Service delivery characteristics associated with contraceptive use among youth clients in integrated voluntary counseling and HIV testing clinics in Kenya
Author(s): Baumgartner JN, Otieno-Masaba R, Weaver MA, Grey TW, Reynolds HW
Youth attending voluntary counseling and HIV testing (VCT) services often have unmet need for contraception. Integrated family planning (FP) and HIV services can address dual HIV and unintended pregnancy prevention needs. However, little is known about which VCT service characteristics, such as quality of care, strength of FP-HIV service integration, and youth-friendliness, affect contraceptive behavior. This study explores the facility- and provider-level characteristics that may be associated with same day uptake or intention to use contraception after a VCT visit, and contraceptive use three months later among youth clients, controlling for client characteristics. This was a descriptive study conducted in 20 integrated VCT clinics across Kenya. Data collection included 20 structured clinic observations, 349 baseline interviews with male and female clients aged 15–24 after their VCT visit plus 277 follow-up interviews with clients three months later, and interviews with 46 providers who served the clients at the study clinics.
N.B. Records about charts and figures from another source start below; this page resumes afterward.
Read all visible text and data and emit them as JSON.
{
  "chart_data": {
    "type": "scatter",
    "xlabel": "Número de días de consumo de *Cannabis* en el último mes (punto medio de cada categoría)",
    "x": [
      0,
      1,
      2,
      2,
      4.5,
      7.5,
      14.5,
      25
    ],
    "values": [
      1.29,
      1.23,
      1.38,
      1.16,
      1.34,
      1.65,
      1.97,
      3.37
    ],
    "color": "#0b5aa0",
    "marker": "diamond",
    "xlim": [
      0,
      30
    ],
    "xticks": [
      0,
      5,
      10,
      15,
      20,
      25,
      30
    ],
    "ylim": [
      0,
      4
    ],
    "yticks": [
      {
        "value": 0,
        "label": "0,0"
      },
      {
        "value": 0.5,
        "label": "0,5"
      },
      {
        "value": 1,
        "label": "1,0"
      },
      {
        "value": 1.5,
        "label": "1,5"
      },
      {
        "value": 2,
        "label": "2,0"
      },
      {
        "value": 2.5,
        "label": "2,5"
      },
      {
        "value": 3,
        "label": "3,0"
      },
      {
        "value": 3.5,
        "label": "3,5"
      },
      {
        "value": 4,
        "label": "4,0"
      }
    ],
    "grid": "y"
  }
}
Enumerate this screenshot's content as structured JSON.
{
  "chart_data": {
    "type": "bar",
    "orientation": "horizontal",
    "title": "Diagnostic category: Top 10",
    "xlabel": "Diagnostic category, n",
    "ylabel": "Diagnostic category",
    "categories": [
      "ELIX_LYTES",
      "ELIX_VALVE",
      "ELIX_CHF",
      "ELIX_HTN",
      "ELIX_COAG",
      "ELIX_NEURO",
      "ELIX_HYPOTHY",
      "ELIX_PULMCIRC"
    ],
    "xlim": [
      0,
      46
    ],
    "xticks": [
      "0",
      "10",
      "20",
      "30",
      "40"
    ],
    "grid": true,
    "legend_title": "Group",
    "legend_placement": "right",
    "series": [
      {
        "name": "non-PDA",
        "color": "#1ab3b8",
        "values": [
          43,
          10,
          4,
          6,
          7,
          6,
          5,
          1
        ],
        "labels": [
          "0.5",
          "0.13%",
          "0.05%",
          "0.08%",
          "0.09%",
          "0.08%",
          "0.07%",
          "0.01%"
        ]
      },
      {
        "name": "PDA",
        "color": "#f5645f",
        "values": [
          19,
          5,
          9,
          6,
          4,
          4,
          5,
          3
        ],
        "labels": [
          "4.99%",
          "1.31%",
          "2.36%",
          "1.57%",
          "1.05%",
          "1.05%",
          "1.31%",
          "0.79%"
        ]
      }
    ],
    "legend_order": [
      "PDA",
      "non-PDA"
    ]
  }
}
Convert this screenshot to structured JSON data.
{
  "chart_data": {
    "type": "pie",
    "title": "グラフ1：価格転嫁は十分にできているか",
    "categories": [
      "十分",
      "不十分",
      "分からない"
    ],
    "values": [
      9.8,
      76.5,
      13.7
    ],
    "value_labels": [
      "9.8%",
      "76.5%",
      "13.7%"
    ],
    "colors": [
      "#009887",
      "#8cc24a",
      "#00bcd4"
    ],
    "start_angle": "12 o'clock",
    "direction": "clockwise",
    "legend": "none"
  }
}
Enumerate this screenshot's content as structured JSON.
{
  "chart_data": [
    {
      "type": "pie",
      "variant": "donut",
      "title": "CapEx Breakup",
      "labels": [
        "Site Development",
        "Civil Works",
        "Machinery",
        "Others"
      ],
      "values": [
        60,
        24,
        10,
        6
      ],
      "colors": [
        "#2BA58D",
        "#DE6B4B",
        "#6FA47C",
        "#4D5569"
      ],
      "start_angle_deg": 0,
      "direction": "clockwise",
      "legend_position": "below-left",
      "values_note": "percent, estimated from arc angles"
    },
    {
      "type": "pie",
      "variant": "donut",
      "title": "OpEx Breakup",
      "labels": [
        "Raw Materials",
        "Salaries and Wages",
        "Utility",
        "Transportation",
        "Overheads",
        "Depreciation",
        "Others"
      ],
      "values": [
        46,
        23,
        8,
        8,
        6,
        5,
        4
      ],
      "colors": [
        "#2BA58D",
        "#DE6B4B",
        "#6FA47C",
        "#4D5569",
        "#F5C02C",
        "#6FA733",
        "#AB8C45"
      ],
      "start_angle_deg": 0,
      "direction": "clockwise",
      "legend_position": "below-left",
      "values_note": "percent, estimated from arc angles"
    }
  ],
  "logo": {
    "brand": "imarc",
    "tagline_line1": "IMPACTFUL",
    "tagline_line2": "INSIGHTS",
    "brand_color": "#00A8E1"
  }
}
Client, provider, and structured observation data were linked and multi-level logistic path models were used for analyses. Results revealed little evidence of specific service characteristics being associated with contraceptive behavior. However, VCT providers were not routinely screening for risk of unintended pregnancy or counseling on contraception. Results are likely a reflection of suboptimal integrated services. The clinics were serving youth with unmet contraceptive need and therefore integrated services should be strengthened overall to ensure no missed opportunities.